I was shocked to see the photo on page B4 of Fridays Aug. 16th News Gazette. For those who missed it, the photo depicts a University of Illinois employee in a bulldozer demolishing a house near the corner of Goodwin and Oregon in Urbana, and it clearly shows that all of the original door and window trim (as well as the old, multi-paned windows) are still in the house, being destroyed along with all the rest.

What possible excuse can there be for this kind of waste?

Why, at a time when landfills are overflowing, would the University heedlessly destroy perfectly good architectural materials — doors, windows, wood trim, lighting fixtures, hardware, flooring, siding, mechanical components, (and who knows what other interesting bits and pieces of the old house that could have been of use to artists and crafters) — when a local organization exists that will gladly come at any time and remove all of these things at no cost or risk of liability to the University whatsoever?

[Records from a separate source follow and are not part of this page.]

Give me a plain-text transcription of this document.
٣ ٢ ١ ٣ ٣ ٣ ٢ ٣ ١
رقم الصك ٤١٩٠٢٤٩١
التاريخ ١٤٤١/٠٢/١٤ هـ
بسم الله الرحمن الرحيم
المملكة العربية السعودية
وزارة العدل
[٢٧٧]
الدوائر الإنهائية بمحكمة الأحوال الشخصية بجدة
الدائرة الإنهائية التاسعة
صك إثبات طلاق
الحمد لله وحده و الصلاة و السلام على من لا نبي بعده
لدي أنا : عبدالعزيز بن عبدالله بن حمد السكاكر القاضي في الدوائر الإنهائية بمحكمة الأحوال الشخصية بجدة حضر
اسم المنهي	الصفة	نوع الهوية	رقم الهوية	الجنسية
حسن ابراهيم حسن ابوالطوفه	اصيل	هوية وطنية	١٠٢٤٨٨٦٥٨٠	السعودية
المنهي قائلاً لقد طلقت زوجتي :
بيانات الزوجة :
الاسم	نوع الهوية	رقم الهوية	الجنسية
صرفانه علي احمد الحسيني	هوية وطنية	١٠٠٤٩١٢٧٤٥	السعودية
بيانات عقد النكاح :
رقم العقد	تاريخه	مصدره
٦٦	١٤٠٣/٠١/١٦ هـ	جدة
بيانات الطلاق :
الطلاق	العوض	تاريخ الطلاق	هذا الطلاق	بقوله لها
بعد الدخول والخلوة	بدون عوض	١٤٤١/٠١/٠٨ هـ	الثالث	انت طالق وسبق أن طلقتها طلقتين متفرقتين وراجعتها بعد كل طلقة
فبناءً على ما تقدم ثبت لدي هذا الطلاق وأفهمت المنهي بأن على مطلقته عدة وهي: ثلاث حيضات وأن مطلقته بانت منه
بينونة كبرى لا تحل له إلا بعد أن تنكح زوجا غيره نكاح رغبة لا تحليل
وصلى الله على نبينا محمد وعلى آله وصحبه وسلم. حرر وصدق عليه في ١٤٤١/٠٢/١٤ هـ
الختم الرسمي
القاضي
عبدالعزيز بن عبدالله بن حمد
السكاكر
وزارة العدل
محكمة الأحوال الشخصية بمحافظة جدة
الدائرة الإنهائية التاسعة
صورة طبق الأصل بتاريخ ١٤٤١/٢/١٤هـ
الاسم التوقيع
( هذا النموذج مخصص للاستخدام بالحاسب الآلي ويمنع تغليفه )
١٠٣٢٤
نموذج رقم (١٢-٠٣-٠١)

The Preservation and Conservation Association of Champaign County (PACA) has been a part of this community for over 30 years. PACA is a 501c3 nonprofit that uses the proceeds from its architectural salvage warehouse to not only support itself, but to also give grants to the community, scholarships to students, and sponsor educational opportunities for people interested in learning more about preservation and conservation. Since the changes of administration at the U of I, PACA has spent months making calls, stopping by offices, writing letters, filling out forms, and generally making a nuisance of themselves trying to get someone, anyone, at the University to sit down and talk with us about revitalizing and eventually formalizing a relationship that previously existed — and generally worked very well — for many years.

We still have hopes that this is just a temporary disruption and that we’ll soon be back on the University’s ‘to call’ list, but whether or no, the important thing is not that PACA has an opportunity to salvage these places before they come down, but that someone does.

Otherwise it is a deplorable waste of perfectly sound, still useful, and often irreplaceable material for absolutely no good reason.